H_rescaled=mms.inverse_transform(H)
pd.DataFrame(H_rescaled, columns=egywthNumber.columns)
EV_HT_740 | EV_NT_740 | E_AV_Lab | E_SV_Lab | ES_Lab | FX | FM | RSK | RSKF | SDK | SHK_TAG | NM | VPM | PM | TMK | UPM | TXK | TNK | TGK | |
---|---|---|---|---|---|---|---|---|---|---|---|---|---|---|---|---|---|---|---|
0 | 5016.697406 | 10212.326793 | 3809.19813 | 881.823074 | 0.000000 | 45.343953 | 18.038292 | 12.541693 | 30.164496 | 0.000000 | 1.338495 | 33.113833 | 23.604693 | 1102.063064 | 36.801254 | 244.265681 | 37.890283 | 37.097455 | 50.788804 |
1 | 2445.902565 | 4540.833326 | 2136.22941 | 468.661514 | 199.960004 | 14.237872 | 5.890776 | 0.000000 | 0.000000 | 26.505994 | 0.000000 | 4.171526 | 25.429733 | 1063.255817 | 42.593383 | 91.811460 | 50.407605 | 36.071585 | 35.274881 |
Diese zwei Komponenten sind nun die zwei Kombinationen, welche den Datensatz am besten erklären. So lassen sich aus großen Datensätze wichtige Kombinationen ableiten. Man kann sie ähnlich wie Cluster-Zentren auffassen.
Die folgende Abbildung aus der Publikation "Understanding building operation from semantic context" {cite:p}Ploennigs15
zeigt das in einem Beispiel. In der Publikation wird die Steuerungsstragien von Gebäuden aus den Verbrauchsdaten ableitet. Die Abbildung vergleicht dabei die Muster die durch Clustering ($k$-Means), SiVM-Matrix-Faktorisierung (vergleichbar mit NMF die insbesondere charakteristische Muster identifiziert) und SiVM-Clustering (eine Kombination beider) identifiziert werden.
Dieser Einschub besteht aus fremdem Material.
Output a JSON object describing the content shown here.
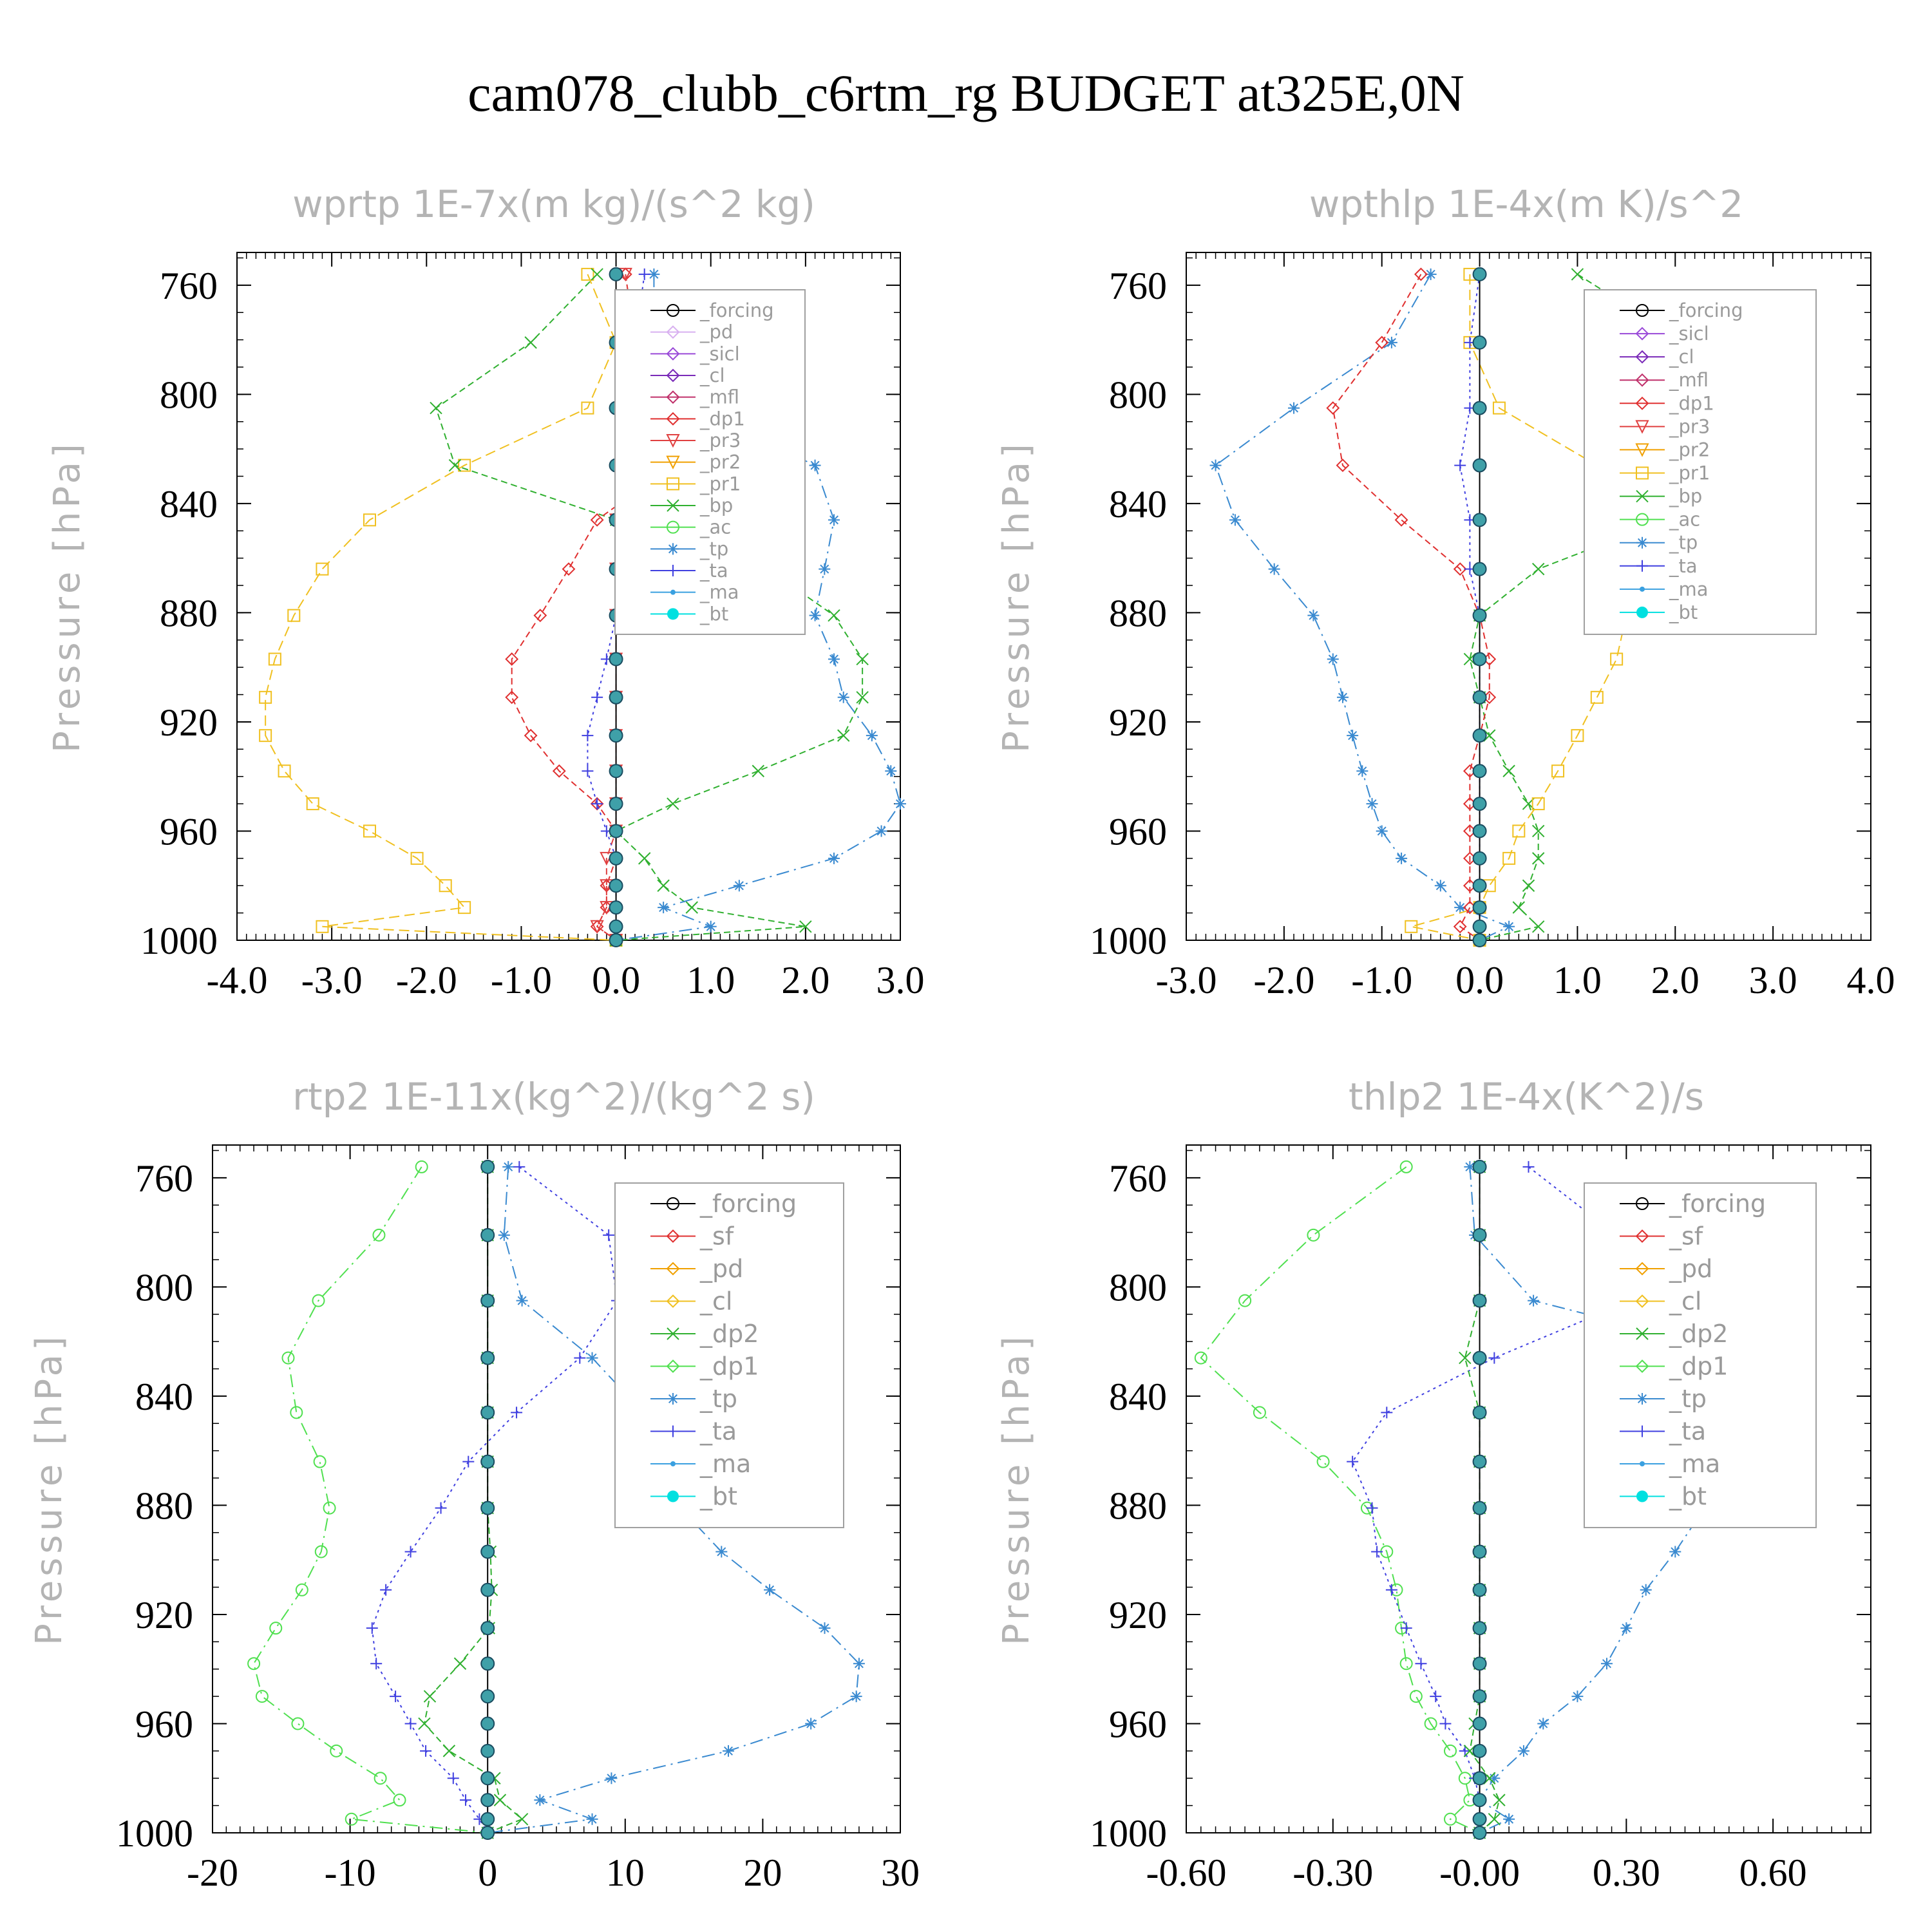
{
  "figure": {
    "title": "cam078_clubb_c6rtm_rg  BUDGET at325E,0N"
  },
  "colors": {
    "forcing": "#000000",
    "pd": "#d8b0f0",
    "sicl": "#9a4ad8",
    "cl": "#7a2ab8",
    "mfl": "#c0306a",
    "dp1": "#e03030",
    "pr3": "#e04040",
    "pr2": "#f0a000",
    "pr1": "#f0c020",
    "bp": "#30b030",
    "ac": "#50e050",
    "tp": "#3a8ad0",
    "ta": "#4040e0",
    "ma": "#3aa0e0",
    "bt": "#00e0e0",
    "sf": "#e03030",
    "dp2": "#30b030"
  },
  "chart_data": [
    {
      "type": "line",
      "title": "wprtp  1E-7x(m kg)/(s^2 kg)",
      "ylabel": "Pressure [hPa]",
      "xlim": [
        -4.0,
        3.0
      ],
      "xticks": [
        -4.0,
        -3.0,
        -2.0,
        -1.0,
        0.0,
        1.0,
        2.0,
        3.0
      ],
      "xtick_labels": [
        "-4.0",
        "-3.0",
        "-2.0",
        "-1.0",
        "0.0",
        "1.0",
        "2.0",
        "3.0"
      ],
      "ylim": [
        1000,
        748
      ],
      "yticks": [
        760,
        800,
        840,
        880,
        920,
        960,
        1000
      ],
      "ytick_labels": [
        "760",
        "800",
        "840",
        "880",
        "920",
        "960",
        "1000"
      ],
      "pressure": [
        756,
        781,
        805,
        826,
        846,
        864,
        881,
        897,
        911,
        925,
        938,
        950,
        960,
        970,
        980,
        988,
        995,
        1000
      ],
      "legend": [
        "_forcing",
        "_pd",
        "_sicl",
        "_cl",
        "_mfl",
        "_dp1",
        "_pr3",
        "_pr2",
        "_pr1",
        "_bp",
        "_ac",
        "_tp",
        "_ta",
        "_ma",
        "_bt"
      ],
      "series": [
        {
          "name": "_pr1",
          "key": "pr1",
          "dash": "16,8",
          "values": [
            -0.3,
            0.0,
            -0.3,
            -1.6,
            -2.6,
            -3.1,
            -3.4,
            -3.6,
            -3.7,
            -3.7,
            -3.5,
            -3.2,
            -2.6,
            -2.1,
            -1.8,
            -1.6,
            -3.1,
            0.0
          ]
        },
        {
          "name": "_bp",
          "key": "bp",
          "dash": "10,6",
          "values": [
            -0.2,
            -0.9,
            -1.9,
            -1.7,
            0.0,
            1.6,
            2.3,
            2.6,
            2.6,
            2.4,
            1.5,
            0.6,
            0.0,
            0.3,
            0.5,
            0.8,
            2.0,
            0.0
          ]
        },
        {
          "name": "_tp",
          "key": "tp",
          "dash": "20,8,3,8",
          "values": [
            0.4,
            0.4,
            0.8,
            2.1,
            2.3,
            2.2,
            2.1,
            2.3,
            2.4,
            2.7,
            2.9,
            3.0,
            2.8,
            2.3,
            1.3,
            0.5,
            1.0,
            0.0
          ]
        },
        {
          "name": "_dp1",
          "key": "dp1",
          "dash": "10,6",
          "values": [
            0.1,
            0.2,
            0.5,
            0.6,
            -0.2,
            -0.5,
            -0.8,
            -1.1,
            -1.1,
            -0.9,
            -0.6,
            -0.2,
            0.0,
            0.0,
            -0.1,
            -0.1,
            -0.2,
            0.0
          ]
        },
        {
          "name": "_ta",
          "key": "ta",
          "dash": "4,6",
          "values": [
            0.3,
            0.2,
            0.1,
            0.2,
            0.2,
            0.1,
            0.0,
            -0.1,
            -0.2,
            -0.3,
            -0.3,
            -0.2,
            -0.1,
            0.0,
            0.0,
            0.0,
            0.0,
            0.0
          ]
        },
        {
          "name": "_pr3",
          "key": "pr3",
          "dash": "10,6",
          "values": [
            0.1,
            0.2,
            0.1,
            0.1,
            0.0,
            0.0,
            0.0,
            0.0,
            0.0,
            0.0,
            0.0,
            0.0,
            0.0,
            -0.1,
            -0.1,
            -0.1,
            -0.2,
            0.0
          ]
        },
        {
          "name": "_forcing",
          "key": "forcing",
          "dash": "",
          "values": [
            0.0,
            0.0,
            0.0,
            0.0,
            0.0,
            0.0,
            0.0,
            0.0,
            0.0,
            0.0,
            0.0,
            0.0,
            0.0,
            0.0,
            0.0,
            0.0,
            0.0,
            0.0
          ]
        }
      ]
    },
    {
      "type": "line",
      "title": "wpthlp  1E-4x(m K)/s^2",
      "ylabel": "Pressure [hPa]",
      "xlim": [
        -3.0,
        4.0
      ],
      "xticks": [
        -3.0,
        -2.0,
        -1.0,
        0.0,
        1.0,
        2.0,
        3.0,
        4.0
      ],
      "xtick_labels": [
        "-3.0",
        "-2.0",
        "-1.0",
        "0.0",
        "1.0",
        "2.0",
        "3.0",
        "4.0"
      ],
      "ylim": [
        1000,
        748
      ],
      "yticks": [
        760,
        800,
        840,
        880,
        920,
        960,
        1000
      ],
      "ytick_labels": [
        "760",
        "800",
        "840",
        "880",
        "920",
        "960",
        "1000"
      ],
      "pressure": [
        756,
        781,
        805,
        826,
        846,
        864,
        881,
        897,
        911,
        925,
        938,
        950,
        960,
        970,
        980,
        988,
        995,
        1000
      ],
      "legend": [
        "_forcing",
        "_sicl",
        "_cl",
        "_mfl",
        "_dp1",
        "_pr3",
        "_pr2",
        "_pr1",
        "_bp",
        "_ac",
        "_tp",
        "_ta",
        "_ma",
        "_bt"
      ],
      "series": [
        {
          "name": "_tp",
          "key": "tp",
          "dash": "20,8,3,8",
          "values": [
            -0.5,
            -0.9,
            -1.9,
            -2.7,
            -2.5,
            -2.1,
            -1.7,
            -1.5,
            -1.4,
            -1.3,
            -1.2,
            -1.1,
            -1.0,
            -0.8,
            -0.4,
            -0.2,
            0.3,
            0.0
          ]
        },
        {
          "name": "_bp",
          "key": "bp",
          "dash": "10,6",
          "values": [
            1.0,
            2.1,
            3.3,
            3.1,
            1.9,
            0.6,
            0.0,
            -0.1,
            0.0,
            0.1,
            0.3,
            0.5,
            0.6,
            0.6,
            0.5,
            0.4,
            0.6,
            0.0
          ]
        },
        {
          "name": "_pr1",
          "key": "pr1",
          "dash": "16,8",
          "values": [
            -0.1,
            -0.1,
            0.2,
            1.2,
            1.6,
            1.6,
            1.5,
            1.4,
            1.2,
            1.0,
            0.8,
            0.6,
            0.4,
            0.3,
            0.1,
            0.0,
            -0.7,
            0.0
          ]
        },
        {
          "name": "_dp1",
          "key": "dp1",
          "dash": "10,6",
          "values": [
            -0.6,
            -1.0,
            -1.5,
            -1.4,
            -0.8,
            -0.2,
            0.0,
            0.1,
            0.1,
            0.0,
            -0.1,
            -0.1,
            -0.1,
            -0.1,
            -0.1,
            -0.1,
            -0.2,
            0.0
          ]
        },
        {
          "name": "_ta",
          "key": "ta",
          "dash": "4,6",
          "values": [
            0.0,
            -0.1,
            -0.1,
            -0.2,
            -0.1,
            -0.1,
            0.0,
            0.0,
            0.0,
            0.0,
            0.0,
            0.0,
            0.0,
            0.0,
            0.0,
            0.0,
            0.0,
            0.0
          ]
        },
        {
          "name": "_forcing",
          "key": "forcing",
          "dash": "",
          "values": [
            0.0,
            0.0,
            0.0,
            0.0,
            0.0,
            0.0,
            0.0,
            0.0,
            0.0,
            0.0,
            0.0,
            0.0,
            0.0,
            0.0,
            0.0,
            0.0,
            0.0,
            0.0
          ]
        }
      ]
    },
    {
      "type": "line",
      "title": "rtp2  1E-11x(kg^2)/(kg^2 s)",
      "ylabel": "Pressure [hPa]",
      "xlim": [
        -20,
        30
      ],
      "xticks": [
        -20,
        -10,
        0,
        10,
        20,
        30
      ],
      "xtick_labels": [
        "-20",
        "-10",
        "0",
        "10",
        "20",
        "30"
      ],
      "ylim": [
        1000,
        748
      ],
      "yticks": [
        760,
        800,
        840,
        880,
        920,
        960,
        1000
      ],
      "ytick_labels": [
        "760",
        "800",
        "840",
        "880",
        "920",
        "960",
        "1000"
      ],
      "pressure": [
        756,
        781,
        805,
        826,
        846,
        864,
        881,
        897,
        911,
        925,
        938,
        950,
        960,
        970,
        980,
        988,
        995,
        1000
      ],
      "legend": [
        "_forcing",
        "_sf",
        "_pd",
        "_cl",
        "_dp2",
        "_dp1",
        "_tp",
        "_ta",
        "_ma",
        "_bt"
      ],
      "series": [
        {
          "name": "_dp1",
          "key": "ac",
          "dash": "20,8,3,8",
          "values": [
            -4.8,
            -7.9,
            -12.3,
            -14.5,
            -13.9,
            -12.2,
            -11.5,
            -12.1,
            -13.5,
            -15.4,
            -17.0,
            -16.4,
            -13.8,
            -11.0,
            -7.8,
            -6.4,
            -9.9,
            0.0
          ]
        },
        {
          "name": "_dp2",
          "key": "dp2",
          "dash": "10,6",
          "values": [
            0.0,
            0.0,
            0.0,
            0.0,
            0.0,
            0.0,
            0.0,
            0.2,
            0.3,
            0.1,
            -2.0,
            -4.2,
            -4.6,
            -2.8,
            0.5,
            0.9,
            2.5,
            0.0
          ]
        },
        {
          "name": "_tp",
          "key": "tp",
          "dash": "20,8,3,8",
          "values": [
            1.5,
            1.2,
            2.5,
            7.6,
            11.3,
            12.8,
            14.0,
            17.0,
            20.5,
            24.5,
            27.0,
            26.8,
            23.5,
            17.5,
            9.0,
            3.8,
            7.6,
            0.0
          ]
        },
        {
          "name": "_ta",
          "key": "ta",
          "dash": "4,6",
          "values": [
            2.3,
            8.8,
            9.4,
            6.7,
            2.1,
            -1.4,
            -3.4,
            -5.6,
            -7.4,
            -8.4,
            -8.1,
            -6.7,
            -5.6,
            -4.5,
            -2.5,
            -1.6,
            -0.6,
            0.0
          ]
        },
        {
          "name": "_forcing",
          "key": "forcing",
          "dash": "",
          "values": [
            0,
            0,
            0,
            0,
            0,
            0,
            0,
            0,
            0,
            0,
            0,
            0,
            0,
            0,
            0,
            0,
            0,
            0
          ]
        }
      ]
    },
    {
      "type": "line",
      "title": "thlp2  1E-4x(K^2)/s",
      "ylabel": "Pressure [hPa]",
      "xlim": [
        -0.6,
        0.8
      ],
      "xticks": [
        -0.6,
        -0.3,
        0.0,
        0.3,
        0.6
      ],
      "xtick_labels": [
        "-0.60",
        "-0.30",
        "-0.00",
        "0.30",
        "0.60"
      ],
      "ylim": [
        1000,
        748
      ],
      "yticks": [
        760,
        800,
        840,
        880,
        920,
        960,
        1000
      ],
      "ytick_labels": [
        "760",
        "800",
        "840",
        "880",
        "920",
        "960",
        "1000"
      ],
      "pressure": [
        756,
        781,
        805,
        826,
        846,
        864,
        881,
        897,
        911,
        925,
        938,
        950,
        960,
        970,
        980,
        988,
        995,
        1000
      ],
      "legend": [
        "_forcing",
        "_sf",
        "_pd",
        "_cl",
        "_dp2",
        "_dp1",
        "_tp",
        "_ta",
        "_ma",
        "_bt"
      ],
      "series": [
        {
          "name": "_dp1",
          "key": "ac",
          "dash": "20,8,3,8",
          "values": [
            -0.15,
            -0.34,
            -0.48,
            -0.57,
            -0.45,
            -0.32,
            -0.23,
            -0.19,
            -0.17,
            -0.16,
            -0.15,
            -0.13,
            -0.1,
            -0.06,
            -0.03,
            -0.02,
            -0.06,
            0.0
          ]
        },
        {
          "name": "_tp",
          "key": "tp",
          "dash": "20,8,3,8",
          "values": [
            -0.02,
            -0.01,
            0.11,
            0.57,
            0.65,
            0.56,
            0.46,
            0.4,
            0.34,
            0.3,
            0.26,
            0.2,
            0.13,
            0.09,
            0.03,
            0.0,
            0.06,
            0.0
          ]
        },
        {
          "name": "_ta",
          "key": "ta",
          "dash": "4,6",
          "values": [
            0.1,
            0.28,
            0.31,
            0.03,
            -0.19,
            -0.26,
            -0.22,
            -0.21,
            -0.18,
            -0.15,
            -0.12,
            -0.09,
            -0.07,
            -0.03,
            -0.01,
            0.0,
            0.0,
            0.0
          ]
        },
        {
          "name": "_dp2",
          "key": "dp2",
          "dash": "10,6",
          "values": [
            0.0,
            0.0,
            0.0,
            -0.03,
            0.0,
            0.0,
            0.0,
            0.0,
            0.0,
            0.0,
            0.0,
            0.0,
            -0.01,
            -0.02,
            0.02,
            0.04,
            0.03,
            0.0
          ]
        },
        {
          "name": "_forcing",
          "key": "forcing",
          "dash": "",
          "values": [
            0,
            0,
            0,
            0,
            0,
            0,
            0,
            0,
            0,
            0,
            0,
            0,
            0,
            0,
            0,
            0,
            0,
            0
          ]
        }
      ]
    }
  ]
}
Hierbei zeigt sich, dass die Muster, die durch SiVM-Matrix-Faktorisierung identifiziert werden deutlich ausgeprägter sind, was an der besonderen Methode SiVM liegt, zur Identifikation der Komponenten. Daraus wurden dann wieder Betriebsregeln abgeleitet durch Assoziationsanalyse, welches Entscheidungsbäumen ähneln.